Первое наше горе было разлука с братом Сашей. Мы, все дети, его сильно любили за его мягкий характер и доброе сердце. 
 В течение лета мы не раз слышали спор между родителями. Речь шла о том, отдать ли Сашу в корпус или оставить еще дома. Мама настаивала, чтобы отдать. Папа был против, говоря, что он еще слишком мал. Мы, дети, слыхали про корпусную жизнь, что там суровое обращение с детьми, что встают и ложатся спать под звуки барабана, что секут провинившихся и разные другие ужасы. 
 Обыкновенно, ложась спать после этих разговоров, я не могла заснуть и с горестью думала: "Зачем его отдают? Неужели им не жаль его? Его учит хороший учитель, он живет так мирно с нами, сестрами". И мой рассудок отказывался понять, зачем это делается. Поступок этот казался мне жестоким. 
 "И все это мама, - думала я, - она его не любит". 
 И мораль, строго внушенная нам, что "дети не смеют осуждать родителей", отлетала далеко, и злобное возмущение поднималось в моем детском сердце. 
 11-го августа настал этот грустный день. Сашу с утра напомадили, одели в новую куртку с белым воротником и на каждом шагу повторяли: 
 - Не лазай, не валяйся на земле, запачкаешь платье. 
 А тут, как нарочно, томительное утро длилось без конца. 
 Но вот пришел покровский священник с дьяконом, и все домашние собрались к молебну. Я прислушивалась к молитвам, сама молилась, как умела, и мне было приятно, что мы все собрались на что-то торжественное, и все это для милого, хорошего Саши. 
 После молебна мы с Соней и Сашей бегали прощаться с дворовыми людьми, которых мы все знали; прощались и с любимыми местами, и мне казалось, что для меня все кончено. Наконец, коляска была подана. Все мы вышли на крыльцо провожать Сашу. 
 Саша как будто храбрился и был ненатурально весел. Он подошел к мама и поцеловал ей руку. Мама обняла и перекрестила его.
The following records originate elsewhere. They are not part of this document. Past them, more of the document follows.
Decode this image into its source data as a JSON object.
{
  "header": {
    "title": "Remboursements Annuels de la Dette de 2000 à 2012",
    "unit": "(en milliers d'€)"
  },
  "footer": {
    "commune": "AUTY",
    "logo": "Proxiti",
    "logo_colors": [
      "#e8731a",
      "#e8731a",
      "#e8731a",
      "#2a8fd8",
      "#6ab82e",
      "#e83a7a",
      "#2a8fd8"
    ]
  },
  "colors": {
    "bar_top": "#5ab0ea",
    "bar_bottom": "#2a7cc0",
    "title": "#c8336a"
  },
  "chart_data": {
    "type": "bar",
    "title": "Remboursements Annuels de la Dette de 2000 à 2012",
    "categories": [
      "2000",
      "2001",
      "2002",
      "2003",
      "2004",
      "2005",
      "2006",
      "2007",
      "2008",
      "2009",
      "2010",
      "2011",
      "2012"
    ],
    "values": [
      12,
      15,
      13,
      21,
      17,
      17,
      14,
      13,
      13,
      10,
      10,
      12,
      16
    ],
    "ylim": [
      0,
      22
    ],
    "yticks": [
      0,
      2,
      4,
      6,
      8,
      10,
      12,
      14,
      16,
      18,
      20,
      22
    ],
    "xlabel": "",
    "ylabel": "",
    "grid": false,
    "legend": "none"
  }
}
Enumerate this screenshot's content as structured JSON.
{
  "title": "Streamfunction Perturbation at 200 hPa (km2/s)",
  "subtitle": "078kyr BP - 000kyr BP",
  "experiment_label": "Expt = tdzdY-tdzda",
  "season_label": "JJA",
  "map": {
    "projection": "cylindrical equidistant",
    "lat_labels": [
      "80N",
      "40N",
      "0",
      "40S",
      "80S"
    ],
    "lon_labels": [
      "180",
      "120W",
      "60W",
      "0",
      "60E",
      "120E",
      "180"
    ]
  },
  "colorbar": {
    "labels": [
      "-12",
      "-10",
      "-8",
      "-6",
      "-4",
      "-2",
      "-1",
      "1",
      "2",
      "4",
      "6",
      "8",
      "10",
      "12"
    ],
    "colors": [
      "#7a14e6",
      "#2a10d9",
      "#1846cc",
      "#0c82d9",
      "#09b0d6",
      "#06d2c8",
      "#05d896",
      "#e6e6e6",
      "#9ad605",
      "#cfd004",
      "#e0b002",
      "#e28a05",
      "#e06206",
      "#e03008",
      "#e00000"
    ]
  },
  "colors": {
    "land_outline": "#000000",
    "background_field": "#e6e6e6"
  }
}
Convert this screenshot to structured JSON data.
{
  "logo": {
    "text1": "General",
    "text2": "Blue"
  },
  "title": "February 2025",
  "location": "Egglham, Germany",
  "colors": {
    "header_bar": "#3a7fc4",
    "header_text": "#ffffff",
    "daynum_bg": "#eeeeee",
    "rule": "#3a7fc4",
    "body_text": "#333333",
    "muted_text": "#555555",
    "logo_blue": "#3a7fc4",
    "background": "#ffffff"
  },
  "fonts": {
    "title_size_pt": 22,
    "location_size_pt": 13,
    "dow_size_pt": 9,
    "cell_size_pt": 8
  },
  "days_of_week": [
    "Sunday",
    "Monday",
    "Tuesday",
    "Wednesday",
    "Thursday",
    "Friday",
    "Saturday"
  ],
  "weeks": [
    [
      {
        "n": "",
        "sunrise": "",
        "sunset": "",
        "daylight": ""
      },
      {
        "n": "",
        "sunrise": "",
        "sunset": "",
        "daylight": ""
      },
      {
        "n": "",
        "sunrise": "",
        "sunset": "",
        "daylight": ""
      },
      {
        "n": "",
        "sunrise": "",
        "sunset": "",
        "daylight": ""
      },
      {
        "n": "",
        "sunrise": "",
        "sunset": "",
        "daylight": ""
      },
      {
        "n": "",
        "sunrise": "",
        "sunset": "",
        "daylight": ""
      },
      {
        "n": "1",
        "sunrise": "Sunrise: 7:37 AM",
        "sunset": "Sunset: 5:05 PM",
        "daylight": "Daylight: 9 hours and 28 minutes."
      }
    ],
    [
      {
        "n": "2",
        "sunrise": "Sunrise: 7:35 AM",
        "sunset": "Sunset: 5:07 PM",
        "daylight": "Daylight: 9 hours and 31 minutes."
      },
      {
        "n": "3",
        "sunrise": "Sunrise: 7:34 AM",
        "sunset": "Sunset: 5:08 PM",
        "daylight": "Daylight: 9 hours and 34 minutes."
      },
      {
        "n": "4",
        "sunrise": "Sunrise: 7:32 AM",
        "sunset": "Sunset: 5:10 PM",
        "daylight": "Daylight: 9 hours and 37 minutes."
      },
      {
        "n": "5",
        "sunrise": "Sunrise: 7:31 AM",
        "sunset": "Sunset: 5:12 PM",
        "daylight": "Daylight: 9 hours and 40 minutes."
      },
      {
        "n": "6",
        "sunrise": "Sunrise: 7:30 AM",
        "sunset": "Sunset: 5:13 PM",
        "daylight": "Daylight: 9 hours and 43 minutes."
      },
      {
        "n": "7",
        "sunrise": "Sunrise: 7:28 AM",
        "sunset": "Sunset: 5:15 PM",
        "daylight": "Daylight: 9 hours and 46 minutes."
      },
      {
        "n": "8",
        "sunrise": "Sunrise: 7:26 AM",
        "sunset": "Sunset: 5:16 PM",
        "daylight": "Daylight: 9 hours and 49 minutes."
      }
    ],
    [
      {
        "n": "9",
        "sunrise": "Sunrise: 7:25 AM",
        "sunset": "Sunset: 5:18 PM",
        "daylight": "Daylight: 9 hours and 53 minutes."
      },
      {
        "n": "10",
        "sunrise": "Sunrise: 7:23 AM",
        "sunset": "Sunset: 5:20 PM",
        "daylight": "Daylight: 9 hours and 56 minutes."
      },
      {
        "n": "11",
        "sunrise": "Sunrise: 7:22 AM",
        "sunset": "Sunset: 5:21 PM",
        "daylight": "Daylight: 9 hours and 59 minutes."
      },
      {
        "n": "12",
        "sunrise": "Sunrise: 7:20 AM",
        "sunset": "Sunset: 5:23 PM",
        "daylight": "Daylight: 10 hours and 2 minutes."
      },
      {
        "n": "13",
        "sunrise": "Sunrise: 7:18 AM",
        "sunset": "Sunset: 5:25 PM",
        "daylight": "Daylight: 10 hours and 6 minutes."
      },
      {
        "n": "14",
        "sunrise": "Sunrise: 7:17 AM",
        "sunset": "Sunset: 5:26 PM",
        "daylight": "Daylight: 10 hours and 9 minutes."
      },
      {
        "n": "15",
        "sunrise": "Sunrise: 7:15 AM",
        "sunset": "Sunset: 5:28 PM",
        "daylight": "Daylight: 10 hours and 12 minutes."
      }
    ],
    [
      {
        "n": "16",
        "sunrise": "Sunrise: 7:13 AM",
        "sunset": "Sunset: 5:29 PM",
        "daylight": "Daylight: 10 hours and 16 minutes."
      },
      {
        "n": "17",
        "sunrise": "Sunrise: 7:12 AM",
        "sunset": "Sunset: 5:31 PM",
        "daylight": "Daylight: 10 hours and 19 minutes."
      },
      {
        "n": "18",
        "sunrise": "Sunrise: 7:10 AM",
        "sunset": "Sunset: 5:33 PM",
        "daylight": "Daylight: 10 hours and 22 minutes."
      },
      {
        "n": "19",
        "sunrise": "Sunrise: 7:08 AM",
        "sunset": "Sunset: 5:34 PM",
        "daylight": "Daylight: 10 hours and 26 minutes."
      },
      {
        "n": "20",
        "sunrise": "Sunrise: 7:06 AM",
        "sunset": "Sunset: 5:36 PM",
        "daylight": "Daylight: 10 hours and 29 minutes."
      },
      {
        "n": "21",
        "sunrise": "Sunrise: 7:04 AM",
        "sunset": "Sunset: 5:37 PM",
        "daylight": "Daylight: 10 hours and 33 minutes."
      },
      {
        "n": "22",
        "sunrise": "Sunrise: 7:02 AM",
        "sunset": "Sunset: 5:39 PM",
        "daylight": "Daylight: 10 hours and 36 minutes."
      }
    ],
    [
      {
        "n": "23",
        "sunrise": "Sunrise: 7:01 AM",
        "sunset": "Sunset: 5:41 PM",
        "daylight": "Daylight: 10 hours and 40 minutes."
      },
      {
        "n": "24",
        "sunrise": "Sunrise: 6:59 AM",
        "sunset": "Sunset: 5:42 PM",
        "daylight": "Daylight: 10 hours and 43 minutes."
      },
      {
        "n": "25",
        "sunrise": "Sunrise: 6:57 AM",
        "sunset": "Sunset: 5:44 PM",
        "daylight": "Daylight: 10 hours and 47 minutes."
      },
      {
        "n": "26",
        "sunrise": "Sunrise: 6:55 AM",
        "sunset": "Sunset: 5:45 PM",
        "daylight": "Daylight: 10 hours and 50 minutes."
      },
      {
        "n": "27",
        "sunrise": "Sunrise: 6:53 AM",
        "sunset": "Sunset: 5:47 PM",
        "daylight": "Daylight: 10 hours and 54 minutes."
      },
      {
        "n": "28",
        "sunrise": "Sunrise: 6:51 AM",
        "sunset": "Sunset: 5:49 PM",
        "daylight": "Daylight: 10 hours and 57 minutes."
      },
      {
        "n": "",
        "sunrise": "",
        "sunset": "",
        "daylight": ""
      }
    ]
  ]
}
Потом он подошел к нам, сестрам. Мы поцеловались с ним. Здороваться и прощаться между собой не входило в наши привычки: всякая чувствительность или нежность у нас в семье, кроме отца, осмеивалась, и я простилась и поцеловалась с Сашей почти что в первый раз, так как мы никогда не расставались. 
 Любимый наш дядя Костя, брат матери, вез Сашу в корпус. Отец ожидал его в Москве. Дядя сидел уже в коляске. 
 - Ну иди же, Саша, пора ехать, ведь скоро опять вернешься, - сказал дядя Костя. 
 Саша прыгнул в коляску и сел возле дяди. Коляска отъехала и увезла с собой невинного, хорошего мальчика, обреченного на казенную, грубую, солдатскую жизнь, как мне казалось тогда. Мне вдруг стало жаль, что никто не высказал ему сожаления при прощании, и я громко, по-детски разревелась. 
 - Что за нежности! Саша опять вернется, - сказала мама, - иди займись чем-нибудь. 
 Обычной строгости в голосе мама не слышалось. Я взглянула на мать и по выражению ее лица поняла, что холодные слова ее были притворны. Ей самой было бы легче по-детски заплакать со мной, но теперь, как и всегда, чувство нежности и любви было где-то глубоко зарыто в ее сердце. 
 Дни тянулись длинные и скучные. 
 Мы начали учиться. Погода была холодная, и какое-то пустое, ничем не заменимое место чувствовалось в нашем детском мире. 
 С переездом в Москву жизнь стала приятнее. 
 Субботы вносили большое оживление. Приезжали кадеты - Саша и его новый знакомый, которого товарищем его нельзя было назвать: он был тремя годами старше брата. 
 Митрофан Андреевич Поливанов был товарищ покойного сына деда Исленьева, и дедушка нам его привез в первый раз, а потом уже Поливанов всегда приезжал к нам в отпуск, проводил у нас и праздники, и лето. Это был высокий, белокурый юноша, умный, милый, вполне порядочный. Он был сын костромских помещиков. Мы навсегда сохранили с ним хорошие отношения. 
 По субботам освещали залу, в столовой весело шипел самовар, на столе стояли котлеты и сладкий пирог, вечное угощение к приезду кадетов. В восемь часов раздавался звонок, и мы стремительно бросались встречать их, несмотря на крики гувернантки: "Холодные, не подходите!" За чайным столом начинались оживленные рассказы. 
 Саша казался мне старше в своем мундирчике, а что меня радовало больше всего, это то, что он не имел печального вида, был весел и, как мне казалось, даже приобрел известную важность и с гордостью прибавлял: "у нас в корпусе" или же рассказывал: 
 - Иванов второй попробовал помериться со мной силой, так я его так отдул... 
 Слушая Сашу, я думала: "Так, стало быть, в корпусе это так и нужно, а дома ведь драться запрещают", и я не знала, что хорошо и что дурно.